U.S. moves to approve booster shots despite minimal evidence

Timeline of the scientific results and policy moves leading up to Wednesday’s announcement. Chart via Your Local Epidemiologist.

This week, the federal government announced that the U.S. intends to provide third vaccine doses to all Americans who received the Pfizer or Moderna vaccines. This booster shot distribution will start in September, with adults becoming eligible once they hit eight months after their second shot.

While the booster shot regimen still must be approved by the FDA and CDC, federal officials are making it sound like a pretty sure thing—President Biden himself announced the decision at a press conference on Wednesday. However, many epidemiologists, vaccine experts, global health experts, and other scientists have criticized the decision.

Here are three main criticisms I’ve seen in the past few days.

First: Scientific evidence is lacking. As the booster shot decision was announced on Wednesday, the CDC published three new studies that appear to show a decline in the Pfizer and Moderna vaccines’ ability to stave off symptomatic COVID-19 infection after several months. One of these reports, from a network of U.S. nursing homes, suggests that efficacy among nursing home residents fell to just 53% by June and July 2021, many months after this vulnerable population was vaccinated. The other two reports show similar declines, though the CDC found that vaccination remains effective against severe disease, hospitalization, and death.

The federal government—and others arguing in favor of booster shots—have also pointed to data from Israel, which appear to similarly demonstrate that the vaccines lose their effectiveness after several months. In Israel, where almost 80% of residents over age 12 are vaccinated, the majority of those hospitalized with COVID-19 are now fully vaccinated individuals.

But the act of interpreting these data is more complicated than it first appears. In a blog post at COVID-19 Data Science, biostatistics professor Jeffrey Morris explains that, when the majority of a population is vaccinated, vaccination numbers will go up in this population simply because they are the majority. But the risk remains far higher for the unvaccinated. Plus, Morris explains, stratifying hospitalization numbers by age reveals that older adults are more likely to have a severe COVID-19 case regardless of vaccination status, while younger adults are less likely to be vaccinated (and thus have a non-breakthrough case).

Simply put, the vaccines do still work well against severe COVID-19—you just need to be precise in calculating effectiveness. And yet, the U.S. government is saying that vaccine efficacy wanes so much, everyone’s going to need a third shot in the fall or early next year. This suggests that the federal government has more data that it is not sharing publicly, which leads us to the second criticism.

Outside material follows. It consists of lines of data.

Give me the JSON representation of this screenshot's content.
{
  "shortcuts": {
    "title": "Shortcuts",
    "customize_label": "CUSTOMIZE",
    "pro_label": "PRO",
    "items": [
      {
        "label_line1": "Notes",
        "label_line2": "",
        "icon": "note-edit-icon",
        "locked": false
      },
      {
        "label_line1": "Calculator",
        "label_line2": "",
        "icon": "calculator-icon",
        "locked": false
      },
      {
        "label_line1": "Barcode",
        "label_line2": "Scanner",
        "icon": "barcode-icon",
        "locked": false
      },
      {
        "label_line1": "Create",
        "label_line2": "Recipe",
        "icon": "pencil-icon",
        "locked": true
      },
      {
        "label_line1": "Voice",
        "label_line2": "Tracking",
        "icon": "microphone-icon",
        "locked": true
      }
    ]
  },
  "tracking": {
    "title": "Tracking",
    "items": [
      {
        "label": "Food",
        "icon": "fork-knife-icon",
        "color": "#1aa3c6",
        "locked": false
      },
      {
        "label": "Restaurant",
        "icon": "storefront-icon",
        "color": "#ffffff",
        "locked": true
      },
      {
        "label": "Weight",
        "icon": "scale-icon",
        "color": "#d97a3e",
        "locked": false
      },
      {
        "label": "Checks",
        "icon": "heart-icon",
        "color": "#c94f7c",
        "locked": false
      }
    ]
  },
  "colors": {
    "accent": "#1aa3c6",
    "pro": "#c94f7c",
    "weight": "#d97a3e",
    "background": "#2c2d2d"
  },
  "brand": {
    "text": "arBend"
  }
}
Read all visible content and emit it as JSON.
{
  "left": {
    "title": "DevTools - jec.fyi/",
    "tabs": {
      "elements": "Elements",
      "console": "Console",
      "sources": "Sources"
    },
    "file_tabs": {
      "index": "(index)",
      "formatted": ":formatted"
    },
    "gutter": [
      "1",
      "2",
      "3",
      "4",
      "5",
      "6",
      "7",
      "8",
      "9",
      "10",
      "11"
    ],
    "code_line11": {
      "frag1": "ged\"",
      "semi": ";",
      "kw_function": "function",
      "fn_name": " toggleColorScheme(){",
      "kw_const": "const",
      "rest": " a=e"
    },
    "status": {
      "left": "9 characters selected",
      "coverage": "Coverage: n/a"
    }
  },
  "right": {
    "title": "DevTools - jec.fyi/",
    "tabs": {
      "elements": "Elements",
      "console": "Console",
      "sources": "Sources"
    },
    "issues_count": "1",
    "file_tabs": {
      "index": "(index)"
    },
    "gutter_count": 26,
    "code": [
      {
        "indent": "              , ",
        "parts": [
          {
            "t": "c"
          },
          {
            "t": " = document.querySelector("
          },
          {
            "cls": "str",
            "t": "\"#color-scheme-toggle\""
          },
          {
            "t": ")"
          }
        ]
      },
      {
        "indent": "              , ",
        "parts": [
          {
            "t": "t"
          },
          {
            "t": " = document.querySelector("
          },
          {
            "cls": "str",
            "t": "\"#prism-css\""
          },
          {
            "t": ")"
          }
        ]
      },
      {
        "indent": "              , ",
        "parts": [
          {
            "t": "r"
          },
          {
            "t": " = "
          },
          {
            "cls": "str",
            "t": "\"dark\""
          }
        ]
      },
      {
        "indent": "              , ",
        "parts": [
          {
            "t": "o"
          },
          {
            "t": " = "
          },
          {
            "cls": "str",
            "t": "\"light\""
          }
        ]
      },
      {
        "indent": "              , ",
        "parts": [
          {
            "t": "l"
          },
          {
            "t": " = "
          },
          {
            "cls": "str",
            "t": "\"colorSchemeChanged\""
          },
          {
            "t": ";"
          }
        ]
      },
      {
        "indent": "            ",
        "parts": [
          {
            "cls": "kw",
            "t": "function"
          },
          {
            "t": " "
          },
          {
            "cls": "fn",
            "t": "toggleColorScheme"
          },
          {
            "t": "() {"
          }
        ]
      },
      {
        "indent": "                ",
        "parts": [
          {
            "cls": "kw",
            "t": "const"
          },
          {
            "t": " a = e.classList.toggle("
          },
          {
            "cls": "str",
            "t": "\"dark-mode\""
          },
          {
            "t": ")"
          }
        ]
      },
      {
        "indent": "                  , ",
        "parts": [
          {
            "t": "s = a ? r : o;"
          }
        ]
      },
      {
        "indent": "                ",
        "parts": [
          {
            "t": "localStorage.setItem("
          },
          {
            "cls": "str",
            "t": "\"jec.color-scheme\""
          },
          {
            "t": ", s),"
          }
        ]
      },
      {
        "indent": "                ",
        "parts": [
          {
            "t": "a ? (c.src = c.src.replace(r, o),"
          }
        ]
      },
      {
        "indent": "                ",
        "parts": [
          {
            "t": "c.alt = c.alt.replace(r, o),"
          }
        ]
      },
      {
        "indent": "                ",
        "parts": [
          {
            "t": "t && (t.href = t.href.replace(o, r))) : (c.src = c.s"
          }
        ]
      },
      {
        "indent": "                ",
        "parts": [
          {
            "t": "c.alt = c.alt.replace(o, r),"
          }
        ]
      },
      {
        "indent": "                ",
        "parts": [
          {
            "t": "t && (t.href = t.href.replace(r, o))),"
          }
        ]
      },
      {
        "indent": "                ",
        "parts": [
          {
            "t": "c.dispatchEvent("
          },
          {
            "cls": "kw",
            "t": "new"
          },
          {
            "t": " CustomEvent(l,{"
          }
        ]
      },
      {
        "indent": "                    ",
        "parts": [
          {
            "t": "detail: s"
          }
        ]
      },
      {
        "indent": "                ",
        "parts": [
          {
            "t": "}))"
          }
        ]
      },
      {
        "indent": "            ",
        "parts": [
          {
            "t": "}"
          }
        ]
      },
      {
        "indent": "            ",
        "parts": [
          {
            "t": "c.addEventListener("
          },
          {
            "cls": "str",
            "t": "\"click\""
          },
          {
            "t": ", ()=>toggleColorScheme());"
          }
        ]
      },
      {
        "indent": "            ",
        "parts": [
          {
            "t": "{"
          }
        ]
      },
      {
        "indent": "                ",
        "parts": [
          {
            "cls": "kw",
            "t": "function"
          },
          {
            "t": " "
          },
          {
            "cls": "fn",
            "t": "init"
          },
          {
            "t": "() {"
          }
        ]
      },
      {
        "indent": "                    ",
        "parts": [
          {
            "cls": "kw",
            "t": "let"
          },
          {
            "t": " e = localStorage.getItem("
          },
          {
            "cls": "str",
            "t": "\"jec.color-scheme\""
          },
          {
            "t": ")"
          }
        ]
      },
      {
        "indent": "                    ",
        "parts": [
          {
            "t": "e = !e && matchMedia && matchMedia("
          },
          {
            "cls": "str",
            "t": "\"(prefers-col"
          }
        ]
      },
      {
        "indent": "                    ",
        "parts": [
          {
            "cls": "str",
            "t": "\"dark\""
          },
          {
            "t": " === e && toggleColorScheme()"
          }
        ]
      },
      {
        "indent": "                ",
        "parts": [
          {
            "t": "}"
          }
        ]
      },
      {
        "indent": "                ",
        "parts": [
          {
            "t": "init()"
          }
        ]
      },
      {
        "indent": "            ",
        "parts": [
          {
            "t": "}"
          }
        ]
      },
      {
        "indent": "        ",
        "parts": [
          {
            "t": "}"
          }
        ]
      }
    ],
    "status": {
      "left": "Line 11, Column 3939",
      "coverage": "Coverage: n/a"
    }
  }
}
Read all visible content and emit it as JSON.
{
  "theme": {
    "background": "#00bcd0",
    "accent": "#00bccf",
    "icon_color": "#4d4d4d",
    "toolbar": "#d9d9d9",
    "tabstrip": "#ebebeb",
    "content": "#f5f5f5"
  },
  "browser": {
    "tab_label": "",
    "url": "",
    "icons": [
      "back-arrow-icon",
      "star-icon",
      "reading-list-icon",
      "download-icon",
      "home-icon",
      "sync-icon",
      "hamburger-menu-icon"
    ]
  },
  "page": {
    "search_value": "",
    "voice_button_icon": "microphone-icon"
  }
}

Second: Transparency is also lacking. Typically, when the government makes a decision about approving a new medical product, this decision follows a series of prescribed steps: data submission from the company behind the product, review by FDA scientists, FDA approval, followed by more review by other agencies (such as the CDC or the Centers for Medicare & Medicaid Services) as needed. Review meetings are typically open to the public, with data shared in advance of a decision. In the case of these booster shots, however, the president has announced a specific rollout plan before full scientific review has taken place.

As STAT’s Helen Branswell explains:

To many experts, including Baylor, the sequencing of the decisions being made is also out of whack. While U.S. health officials said booster shots could start being offered the week of Sept. 20, the Food and Drug Administration has not even ruled yet on Pfizer’s application for approval of a third shot; it was filed only Monday. Moderna hasn’t yet asked the agency to authorize a third shot at all.

Plus, remember that the CDC has not publicly shared any comprehensive data on breakthrough cases since the spring, before Delta became dominant.

The FDA and CDC will certainly still be reviewing the need for booster shots, but the experts cited in Branswell’s piece are skeptical that any decision other than, “Yes, go ahead” will be considered. I, for one, will be very curious to see how the discussions proceed—and what data get cited—at the FDA and CDC committee meetings.  

Third: We need to vaccinate the world. As I’ve explained in the CDD before, getting vaccines to the low-income nations that have yet to start their rollouts is not just a humanitarian priority. It also protects us, here in the U.S., because the longer the coronavirus circulates, the more opportunities it has to mutate into increasingly-dangerous variants.

By moving to provide booster shots to everyone—not just the immunocompromised, the elderly, or the otherwise extra-vulnerable—the U.S. is likely delaying shots to other countries, prolonging the pandemic overall.

As Dr. Michael Ryan, emergencies chief at the World Health Organization, told reporters last week: “We’re planning to hand out extra life jackets to people who already have life jackets, while we’re leaving other people to drown without a single life jacket.”